The latest addition is a simple pH testing kit. Since the tank is due for a water change (or at least a top-up) I figured now is a good time to start my testing regime.

Why have I not tested before this? Good question. I guess I need to talk about the beginning of my aquarium, but that as they say is another story.

Anyway I tested my tank and the incoming (treated tap) water and both were registering easily north of 7, in fact perhaps as high as 7.4! This basic kit requires dropping two drops of Bromothymol Blue into a small vial and visually testing against a colour card.

Now I have to decide if that is a normal pH for my tank or if I should work on lowering the pH a little. For the moment I’m going to leave it, but test as well to see what the range will be (as pH tends to change with the time of day…)

Aquarium cooling

January 10, 2006

Another new item in the aquarium is a small glass thermometer. It is to replace the ‘digital’ strip thermometer (you know, the type that ‘lights up’ the number of the current temperature – and was all but useless for my tank.)

Well the new thermometer shows the tank is running at around 302 k(elvin) – where it really should be in the range of 296 k to 301 k. (Is it just me, or is this starting to read like a retirement savings system?)

Of course the room (like the rest of the house) has no air conditioner, so it isn’t surprising that the tank is at room temperature. However I’d be happier if it were cooled a few degrees – if for no other reason than it will improve the level of dissolved oxygen in the water.

Naturally I turn to the web for hints – here are two pages with similar ideas for aquarium cooling. They tend to focus on marine tanks – which are more fragile, but the ideas are just as valid for freshwater tanks.

Beat the Heat: Aquarium Cooling Methods and How to Keep Your Aquarium Cool both have a range of sensible suggestions ranging from the obvious (buy an air conditioner) to the expensive (buy a refrigeration unit for the tank.)

However I am going to be trying some of the less expensive options first – like leaving open the flap in the hood that is used for feeding. This will accelerate evaporation and naturally provide some cooling. If that isn’t effective enough, I’ll move on to raising the hood a couple of centimetres (while making sure the fish don’t jump out) and possibly setting a small CPU or computer case fan to blow some air across the water’s surface.

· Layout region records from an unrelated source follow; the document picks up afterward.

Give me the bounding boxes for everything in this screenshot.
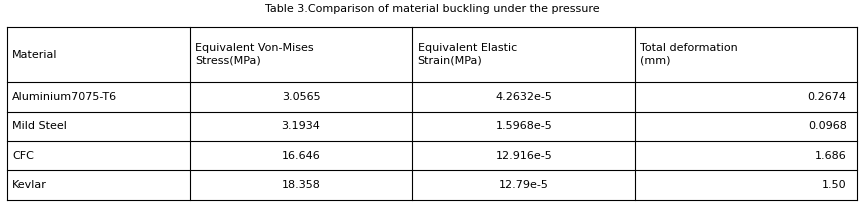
Text: CFC: CFC [12,151,34,161]
Text: 12.79e-5: 12.79e-5 [499,180,549,190]
Text: 1.5968e-5: 1.5968e-5 [495,121,552,131]
Text: Total deformation
(mm): Total deformation (mm) [640,43,738,66]
Text: 18.358: 18.358 [282,180,321,190]
Text: 1.686: 1.686 [815,151,847,161]
Text: 3.0565: 3.0565 [282,92,321,102]
Text: Aluminium7075-T6: Aluminium7075-T6 [12,92,118,102]
Text: 1.50: 1.50 [822,180,847,190]
Text: Table 3.Comparison of material buckling under the pressure: Table 3.Comparison of material buckling … [264,4,600,14]
Text: Equivalent Elastic
Strain(MPa): Equivalent Elastic Strain(MPa) [417,43,517,66]
Text: 0.2674: 0.2674 [808,92,847,102]
Text: 4.2632e-5: 4.2632e-5 [495,92,552,102]
Text: Equivalent Von-Mises
Stress(MPa): Equivalent Von-Mises Stress(MPa) [195,43,314,66]
Text: 12.916e-5: 12.916e-5 [495,151,552,161]
Text: 16.646: 16.646 [282,151,321,161]
Text: 3.1934: 3.1934 [282,121,321,131]
Text: 0.0968: 0.0968 [808,121,847,131]
Text: Kevlar: Kevlar [12,180,47,190]
Text: Material: Material [12,50,58,60]
Text: Mild Steel: Mild Steel [12,121,67,131]
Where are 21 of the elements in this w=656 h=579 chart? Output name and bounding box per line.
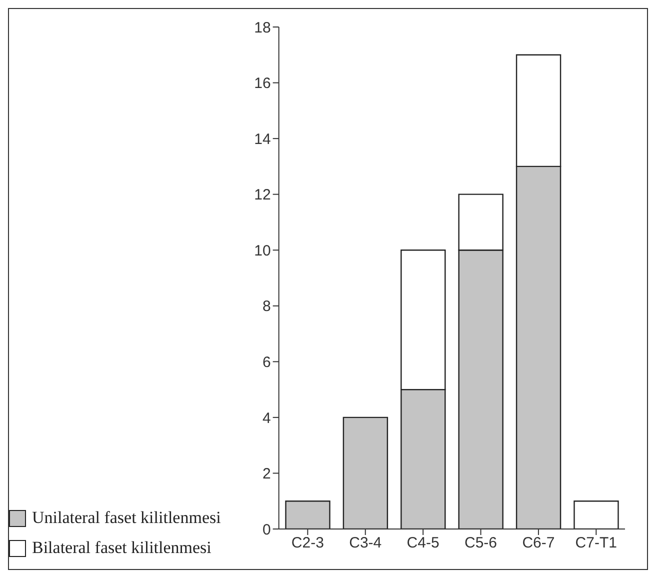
- y-tick-label: 14: [254, 130, 271, 148]
- y-tick-label: 8: [262, 298, 271, 316]
- bar: [342, 416, 388, 529]
- y-tick-label: 0: [262, 521, 271, 538]
- x-tick-label: C5-6: [464, 534, 498, 552]
- x-tick-label: C3-4: [349, 534, 382, 552]
- y-tick-label: 12: [254, 186, 271, 204]
- y-tick-label: 4: [262, 410, 271, 427]
- y-tick-label: 6: [262, 354, 271, 371]
- x-tick-label: C2-3: [291, 534, 324, 552]
- y-tick-label: 2: [262, 466, 271, 483]
- y-tick-label: 16: [254, 75, 271, 92]
- y-tick-label: 10: [254, 242, 271, 260]
- x-tick-label: C6-7: [522, 534, 555, 552]
- legend-label: Unilateral faset kilitlenmesi: [32, 508, 221, 528]
- bar: [285, 500, 330, 529]
- x-tick-label: C4-5: [406, 534, 440, 552]
- y-tick-label: 18: [254, 19, 271, 36]
- bar: [574, 500, 619, 529]
- legend-label: Bilateral faset kilitlenmesi: [32, 538, 212, 558]
- x-tick-label: C7-T1: [575, 534, 617, 552]
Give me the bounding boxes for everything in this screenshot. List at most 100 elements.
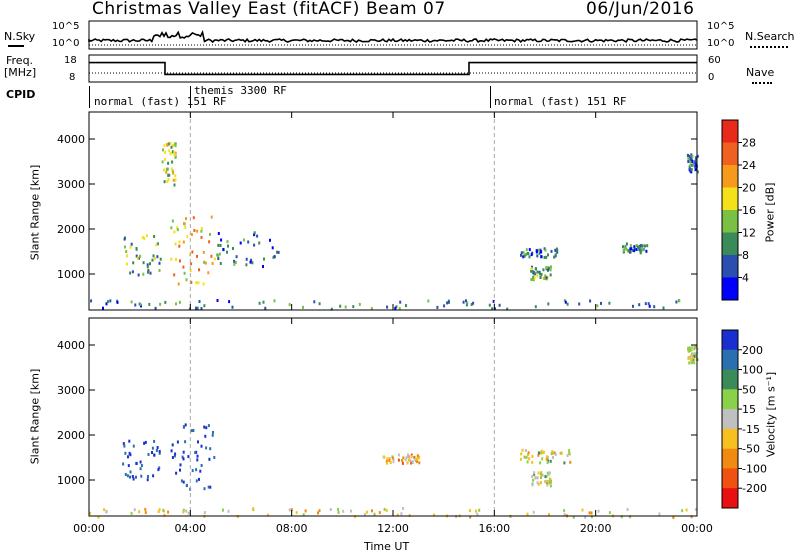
x-tick-label: 04:00 bbox=[174, 522, 206, 535]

There’s a good chance that I’ll keep updating here with progress, so you may eventually find out what works best here in sunny Sydney.


January 9, 2006

Just added some not so nice looking Elodea plants into our aquarium. The tank is small, unheated and has a few goldfish (Comets) and some tropicals (Zebras) as well.

The first bunches of Elodea have dissappeared (they’re good eating for the goldfish) so I figured that a few more would go down well. This time I am weighing them down at least, so they won’t be floating all over the tank 🙂

Back to the new plants – I actually got them at no charge as they are looking a little sad (mostly the brown colouring gave that away!) It would be unreasonable to expect them to live for very long, but perhaps if I increase the hours of light in the tank they may last a few weeks. Cross your fingers.